Wednesday, December 30, 2009
What we're noticing . . . late December 2009
- Word-finding difficulties & substitutions
Jane's expressive aphasia varies in degree. Sometimes it's not noticeable at all. Yesterday at the neurosurgeon's office, she didn't seem to miss a single word. But at other times, she has used the word "ticket" to mean a little paper item, "mirror" for the moon and other bright objects, "button" for something round, and "paid" or "pay" for a wide assortment of verbs. - Holding onto a thought
She sometimes seems to stick to one subject at a time, not moving on to another subject as quickly as others around her. Very tenacious. - Alert and oriented
Jane does well in answering the "orientation" questions the medical folks pose: Who's the president, what's the date, where are you, who's this person over here, why are you here... etc. - Equal grips and muscle tone
She can squeeze your hands equally, press with her feet, stick out her tongue straight, and follow the other neuro checks without missing a beat. - Sleeping
Jane's nighttime sleeplessness is not as severe as it had been for the previous several months. - Eating
Her appetite is decreased. Not particularly hungry much of the time.

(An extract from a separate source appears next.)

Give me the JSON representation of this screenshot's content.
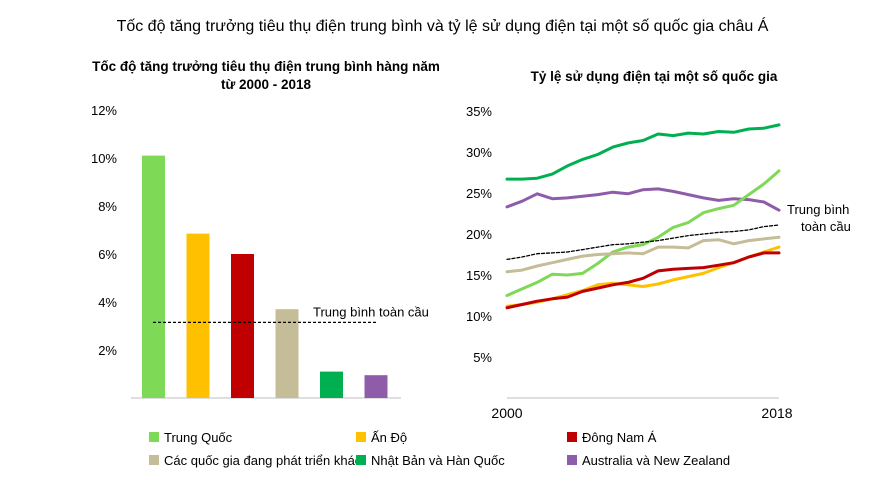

In no particular order (taken from a list at brainhospice.com)
Cognitive/Personality/Speech
Basically cheery and alert with a "taking care of business" attitude
Word-finding difficulties
Appetite sporadic
Talks about tying up loose
Brings up unfinished business
May begin sentences but not be able to finish them
May say things that don't make sense, jumbled sentences
May hum to herself little melodic hums
Slight confusion
Harder to sustain a conversation
May say some odd things that make you think "Where did that come from?"